Swift then goes on to offer statistical support for his proposal and specific data about the number of children to be sold, their weight and price, and the projected eating patterns of their consumers. He even suggests some recipes for preparing this delicious new meat, reasoning that, with innovative cooks generating ever more and delicious new dishes, it will expand and improve the culinary experience of the wealthy, resulting in a healthier and happier population as a whole.

'A Modest Proposal' ends with the argument that the practice of selling and eating children will have positive effects on Irish family morality: husbands will treat their wives with more respect, and parents will value their children in ways as yet unknown. His proposal, he argues, will, if implemented, do more to solve Ireland's complex social, political and economic problems than any other measure that has yet been proposed.

Analysis of 'A Modest Proposal'

'A Modest Proposal' uses an approach called satire to make its point, which is the use of irony, humor or exaggeration to criticize the ideas of others. Swift obviously doesn't sincerely want the people of Ireland to sell their children as food, but he's using the outrageous concept to deliver a message.

With 'A Modest Proposal,' Swift makes fun of similar pamphlets that were being circulated at the time. His word choice throughout the piece, including the word 'modest' in the title, highlights this by mocking the false modesty in the tone of many of the pamphlets of his contemporaries. Their style may have seemed reasonable, but their proposals displayed an arrogance only too common among the British ruling class toward their Irish subjects.

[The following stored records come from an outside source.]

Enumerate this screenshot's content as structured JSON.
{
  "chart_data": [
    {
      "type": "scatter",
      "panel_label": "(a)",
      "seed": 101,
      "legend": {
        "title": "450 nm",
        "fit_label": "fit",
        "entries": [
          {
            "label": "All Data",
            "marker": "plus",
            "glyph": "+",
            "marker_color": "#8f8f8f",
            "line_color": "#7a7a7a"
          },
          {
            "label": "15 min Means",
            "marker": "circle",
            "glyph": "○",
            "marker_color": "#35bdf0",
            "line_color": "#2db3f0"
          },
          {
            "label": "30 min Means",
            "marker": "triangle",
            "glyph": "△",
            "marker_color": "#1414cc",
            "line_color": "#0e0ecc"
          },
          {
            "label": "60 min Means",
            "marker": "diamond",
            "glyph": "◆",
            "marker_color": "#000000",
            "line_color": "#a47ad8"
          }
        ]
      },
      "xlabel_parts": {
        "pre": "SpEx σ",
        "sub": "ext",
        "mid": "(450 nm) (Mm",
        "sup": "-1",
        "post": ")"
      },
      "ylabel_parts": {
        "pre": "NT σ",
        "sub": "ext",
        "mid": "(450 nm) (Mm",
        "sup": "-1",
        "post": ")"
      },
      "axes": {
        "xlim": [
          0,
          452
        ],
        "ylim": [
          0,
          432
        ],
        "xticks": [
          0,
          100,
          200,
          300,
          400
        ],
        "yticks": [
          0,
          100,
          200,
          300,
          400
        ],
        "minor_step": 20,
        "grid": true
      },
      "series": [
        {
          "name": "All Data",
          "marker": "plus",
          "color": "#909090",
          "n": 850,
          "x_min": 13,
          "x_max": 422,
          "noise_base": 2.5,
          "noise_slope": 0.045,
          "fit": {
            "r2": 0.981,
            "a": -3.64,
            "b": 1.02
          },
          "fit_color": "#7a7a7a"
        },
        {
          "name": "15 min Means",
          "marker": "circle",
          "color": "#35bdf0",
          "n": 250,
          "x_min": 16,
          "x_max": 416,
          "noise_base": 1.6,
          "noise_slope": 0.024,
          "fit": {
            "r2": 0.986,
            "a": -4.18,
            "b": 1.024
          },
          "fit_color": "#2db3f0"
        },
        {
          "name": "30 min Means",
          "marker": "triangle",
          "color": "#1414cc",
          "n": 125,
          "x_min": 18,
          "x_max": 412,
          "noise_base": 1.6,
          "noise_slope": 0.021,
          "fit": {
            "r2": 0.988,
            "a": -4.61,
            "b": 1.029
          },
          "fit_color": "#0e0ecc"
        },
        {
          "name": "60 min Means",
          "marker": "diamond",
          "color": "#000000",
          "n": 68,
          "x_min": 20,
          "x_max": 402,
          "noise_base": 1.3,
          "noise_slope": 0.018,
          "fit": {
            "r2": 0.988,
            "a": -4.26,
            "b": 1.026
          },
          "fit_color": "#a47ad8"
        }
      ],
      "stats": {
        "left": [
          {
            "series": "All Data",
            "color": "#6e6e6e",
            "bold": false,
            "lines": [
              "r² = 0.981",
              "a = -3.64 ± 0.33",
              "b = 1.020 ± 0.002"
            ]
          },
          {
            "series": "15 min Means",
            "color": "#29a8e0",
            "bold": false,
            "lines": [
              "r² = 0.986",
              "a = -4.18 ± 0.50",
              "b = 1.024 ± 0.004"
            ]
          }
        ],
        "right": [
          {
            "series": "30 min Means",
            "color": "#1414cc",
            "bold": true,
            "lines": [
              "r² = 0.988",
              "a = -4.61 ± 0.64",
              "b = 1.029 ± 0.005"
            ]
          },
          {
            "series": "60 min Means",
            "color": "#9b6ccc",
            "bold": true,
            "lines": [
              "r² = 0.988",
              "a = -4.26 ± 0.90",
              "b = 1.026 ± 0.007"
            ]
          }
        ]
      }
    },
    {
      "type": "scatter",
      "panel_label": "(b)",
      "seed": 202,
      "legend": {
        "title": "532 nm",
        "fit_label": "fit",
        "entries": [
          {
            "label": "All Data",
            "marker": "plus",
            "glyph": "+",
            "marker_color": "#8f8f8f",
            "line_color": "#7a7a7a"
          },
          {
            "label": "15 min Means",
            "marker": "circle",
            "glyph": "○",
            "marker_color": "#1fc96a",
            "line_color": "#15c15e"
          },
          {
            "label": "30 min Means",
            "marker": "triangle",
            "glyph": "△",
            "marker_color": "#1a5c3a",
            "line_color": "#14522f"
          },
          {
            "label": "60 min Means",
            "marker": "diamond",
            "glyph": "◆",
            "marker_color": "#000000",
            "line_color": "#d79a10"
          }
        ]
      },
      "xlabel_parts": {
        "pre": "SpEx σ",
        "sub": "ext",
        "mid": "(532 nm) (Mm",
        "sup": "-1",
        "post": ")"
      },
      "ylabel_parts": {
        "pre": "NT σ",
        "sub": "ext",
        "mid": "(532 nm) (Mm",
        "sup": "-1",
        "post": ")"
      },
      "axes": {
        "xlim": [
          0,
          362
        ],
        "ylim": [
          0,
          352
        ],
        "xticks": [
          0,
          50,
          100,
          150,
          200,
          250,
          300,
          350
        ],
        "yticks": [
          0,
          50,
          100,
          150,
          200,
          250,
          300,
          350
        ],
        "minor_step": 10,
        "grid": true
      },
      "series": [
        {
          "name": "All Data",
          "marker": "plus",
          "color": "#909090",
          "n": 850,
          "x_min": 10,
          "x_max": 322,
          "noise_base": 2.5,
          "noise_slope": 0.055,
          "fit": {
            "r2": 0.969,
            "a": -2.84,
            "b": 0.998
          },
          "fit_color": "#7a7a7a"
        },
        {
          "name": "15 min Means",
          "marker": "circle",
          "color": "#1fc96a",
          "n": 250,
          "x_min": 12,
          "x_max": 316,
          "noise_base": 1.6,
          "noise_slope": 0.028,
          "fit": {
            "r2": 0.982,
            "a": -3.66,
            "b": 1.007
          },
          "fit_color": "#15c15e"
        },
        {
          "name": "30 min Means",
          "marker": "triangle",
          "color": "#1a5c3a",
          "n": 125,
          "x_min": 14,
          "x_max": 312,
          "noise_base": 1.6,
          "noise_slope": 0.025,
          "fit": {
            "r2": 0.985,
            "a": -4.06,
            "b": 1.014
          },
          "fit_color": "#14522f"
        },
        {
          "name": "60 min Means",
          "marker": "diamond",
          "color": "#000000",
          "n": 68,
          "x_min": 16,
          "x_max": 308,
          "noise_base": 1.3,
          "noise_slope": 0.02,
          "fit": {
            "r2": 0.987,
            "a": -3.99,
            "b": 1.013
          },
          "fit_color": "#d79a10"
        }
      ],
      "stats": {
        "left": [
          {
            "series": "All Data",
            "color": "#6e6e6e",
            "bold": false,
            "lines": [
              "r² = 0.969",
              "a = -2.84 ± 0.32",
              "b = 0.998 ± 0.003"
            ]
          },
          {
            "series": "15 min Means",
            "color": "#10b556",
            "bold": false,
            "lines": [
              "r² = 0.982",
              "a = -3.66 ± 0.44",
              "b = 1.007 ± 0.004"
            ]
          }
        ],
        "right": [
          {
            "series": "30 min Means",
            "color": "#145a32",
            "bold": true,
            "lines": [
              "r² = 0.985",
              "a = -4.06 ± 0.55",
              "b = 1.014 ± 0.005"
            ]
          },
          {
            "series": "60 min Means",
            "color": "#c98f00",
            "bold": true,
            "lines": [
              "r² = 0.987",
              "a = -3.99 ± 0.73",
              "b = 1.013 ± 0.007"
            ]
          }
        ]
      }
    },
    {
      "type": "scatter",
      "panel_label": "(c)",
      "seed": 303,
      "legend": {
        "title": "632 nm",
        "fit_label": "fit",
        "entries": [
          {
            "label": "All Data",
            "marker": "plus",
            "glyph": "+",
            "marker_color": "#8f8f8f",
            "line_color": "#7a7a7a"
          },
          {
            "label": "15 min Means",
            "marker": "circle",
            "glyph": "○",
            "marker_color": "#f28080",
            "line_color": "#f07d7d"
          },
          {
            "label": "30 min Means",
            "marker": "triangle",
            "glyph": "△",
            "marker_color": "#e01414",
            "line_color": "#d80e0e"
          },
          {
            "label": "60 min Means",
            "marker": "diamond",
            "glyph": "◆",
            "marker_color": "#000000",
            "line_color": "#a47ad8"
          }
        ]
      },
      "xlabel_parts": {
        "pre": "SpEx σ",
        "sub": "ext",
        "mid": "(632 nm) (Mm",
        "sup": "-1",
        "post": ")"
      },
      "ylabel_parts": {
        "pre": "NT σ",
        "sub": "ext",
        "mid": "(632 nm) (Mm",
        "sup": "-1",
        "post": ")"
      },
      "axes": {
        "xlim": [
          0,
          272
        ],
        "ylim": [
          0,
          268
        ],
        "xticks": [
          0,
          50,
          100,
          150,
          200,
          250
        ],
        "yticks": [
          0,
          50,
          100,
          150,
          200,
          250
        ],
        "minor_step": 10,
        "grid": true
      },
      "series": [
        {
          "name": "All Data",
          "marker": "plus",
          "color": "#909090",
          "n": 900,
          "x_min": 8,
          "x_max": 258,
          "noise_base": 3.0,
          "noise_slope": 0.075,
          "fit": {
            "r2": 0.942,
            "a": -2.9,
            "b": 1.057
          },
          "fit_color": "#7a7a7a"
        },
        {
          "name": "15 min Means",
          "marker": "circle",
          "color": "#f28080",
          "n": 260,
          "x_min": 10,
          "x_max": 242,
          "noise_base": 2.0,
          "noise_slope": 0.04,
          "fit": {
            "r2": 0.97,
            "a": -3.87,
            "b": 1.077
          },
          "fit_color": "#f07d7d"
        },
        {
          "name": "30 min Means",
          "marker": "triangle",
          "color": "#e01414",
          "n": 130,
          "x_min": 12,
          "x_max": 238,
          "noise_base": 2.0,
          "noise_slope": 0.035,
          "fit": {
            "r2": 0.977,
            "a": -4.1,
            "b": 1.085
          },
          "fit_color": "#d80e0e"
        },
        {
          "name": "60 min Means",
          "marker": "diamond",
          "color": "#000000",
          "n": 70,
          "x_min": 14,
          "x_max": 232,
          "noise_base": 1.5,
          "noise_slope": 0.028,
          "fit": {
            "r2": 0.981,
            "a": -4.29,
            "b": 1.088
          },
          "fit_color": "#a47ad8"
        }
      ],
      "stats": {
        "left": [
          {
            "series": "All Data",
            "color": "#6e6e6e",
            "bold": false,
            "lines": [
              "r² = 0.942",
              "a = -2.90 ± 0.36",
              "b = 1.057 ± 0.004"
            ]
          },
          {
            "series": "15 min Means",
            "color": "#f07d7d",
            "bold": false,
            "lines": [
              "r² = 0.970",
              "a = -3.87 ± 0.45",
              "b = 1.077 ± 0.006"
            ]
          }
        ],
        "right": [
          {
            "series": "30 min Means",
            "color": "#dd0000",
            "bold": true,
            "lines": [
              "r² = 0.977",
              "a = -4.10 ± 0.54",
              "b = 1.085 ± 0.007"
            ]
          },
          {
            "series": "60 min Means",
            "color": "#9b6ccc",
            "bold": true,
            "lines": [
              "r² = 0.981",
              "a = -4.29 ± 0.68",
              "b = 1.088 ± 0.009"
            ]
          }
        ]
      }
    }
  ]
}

In his proposal, Swift vents his growing aggravation at the incompetence of Ireland's politicians, the hypocrisy of the wealthy, the tyranny of the English and the squalor and degradation in which he saw so many Irish people living. But, while 'A Modest Proposal' bemoans the bleak situation of an Ireland almost totally subject to England's exploitation, it also expresses Swift's contempt for the Irish people's seeming inability to stand up for themselves. It is not only the English, but the Irish themselves, he declares, who are responsible for their nation's poverty-stricken state.